To answer this question, we'll use the properties of the normal distribution.
1. First, we need to calculate the z-score for the height of 39 inches. The z-score is a measure of how many standard deviations an element is from the mean.
The formula to calculate a z-score is:
\[
z = \frac{X - \mu}{\sigma}
\]
where \(X\) is the value we are interested in (39 inches), \(\mu\) is the mean height (38 inches), and \(\sigma\) is the standard deviation (2 inches).
2. We substitute in the values:
\[
z = \frac{39 - 38}{2} = \frac{1}{2} = 0.5
\]
3. The z-score of 0.5 tells us that 39 inches is half a standard deviation above the mean. Now we need to find out what percentage of the boys are taller than this. We do this by looking up the z-score in a standard normal distribution table or using a calculator that provides the cumulative distribution function (CDF) for the normal distribution.
The CDF gives us the probability that a value is less than or equal to a certain value in a standard normal distribution. For a z-score of 0.5, the CDF tells us the percentage of data points that are less than or equal to 39 inches.
4. Since we want to know the probability that a boy is taller than 39 inches, we need to subtract this CDF value from 1.
Looking up the z-score of 0.5 on the standard normal distribution table or using a calculator, we can find the CDF value, which is approximately 0.6915. This represents the probability of a boy being 39 inches or shorter.

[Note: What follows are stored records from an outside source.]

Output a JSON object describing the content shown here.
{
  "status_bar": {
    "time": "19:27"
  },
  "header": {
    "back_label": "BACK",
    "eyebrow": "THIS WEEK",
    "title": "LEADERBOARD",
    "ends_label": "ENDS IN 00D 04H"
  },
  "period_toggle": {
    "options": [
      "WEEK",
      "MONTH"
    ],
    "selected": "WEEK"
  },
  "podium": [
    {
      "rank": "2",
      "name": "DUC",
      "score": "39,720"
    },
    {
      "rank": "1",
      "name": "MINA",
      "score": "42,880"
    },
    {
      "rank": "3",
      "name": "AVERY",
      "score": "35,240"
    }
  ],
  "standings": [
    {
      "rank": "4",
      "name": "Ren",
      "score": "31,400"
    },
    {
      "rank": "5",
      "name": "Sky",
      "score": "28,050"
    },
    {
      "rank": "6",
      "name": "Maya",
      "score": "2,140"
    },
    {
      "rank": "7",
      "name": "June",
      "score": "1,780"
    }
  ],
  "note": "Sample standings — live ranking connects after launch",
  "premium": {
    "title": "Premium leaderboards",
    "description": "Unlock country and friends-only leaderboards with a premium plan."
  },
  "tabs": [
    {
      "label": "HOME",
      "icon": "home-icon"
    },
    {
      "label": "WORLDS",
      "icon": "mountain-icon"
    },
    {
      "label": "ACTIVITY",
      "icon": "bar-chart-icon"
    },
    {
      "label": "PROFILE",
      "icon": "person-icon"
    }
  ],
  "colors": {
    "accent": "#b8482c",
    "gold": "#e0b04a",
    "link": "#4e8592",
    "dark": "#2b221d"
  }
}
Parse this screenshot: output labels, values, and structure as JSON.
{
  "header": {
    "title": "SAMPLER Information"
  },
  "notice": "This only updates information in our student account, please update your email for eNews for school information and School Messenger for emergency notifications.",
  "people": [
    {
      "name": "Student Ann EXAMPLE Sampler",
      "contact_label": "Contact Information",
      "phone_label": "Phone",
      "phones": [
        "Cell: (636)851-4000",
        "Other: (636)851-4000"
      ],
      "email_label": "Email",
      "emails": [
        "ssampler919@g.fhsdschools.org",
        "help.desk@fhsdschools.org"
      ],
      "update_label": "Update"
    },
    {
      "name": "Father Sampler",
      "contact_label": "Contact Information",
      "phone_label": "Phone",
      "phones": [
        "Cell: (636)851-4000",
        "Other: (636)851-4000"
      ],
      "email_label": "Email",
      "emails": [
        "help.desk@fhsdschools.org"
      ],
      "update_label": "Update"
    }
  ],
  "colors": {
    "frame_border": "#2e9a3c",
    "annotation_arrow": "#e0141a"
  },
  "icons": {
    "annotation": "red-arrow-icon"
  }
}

5. Finally, to find the probability of a boy being taller than 39 inches:
\[
\text{Probability taller than 39 inches} = 1 - \text{CDF}(0.5)
\]
\[
\text{Probability taller than 39 inches} = 1 - 0.6915 = 0.3085
\]
So, there is roughly a 30.85% probability that a three-year-old boy will be taller than 39 inches, given the normal distribution of heights with a mean of 38 inches and a standard deviation of 2 inches.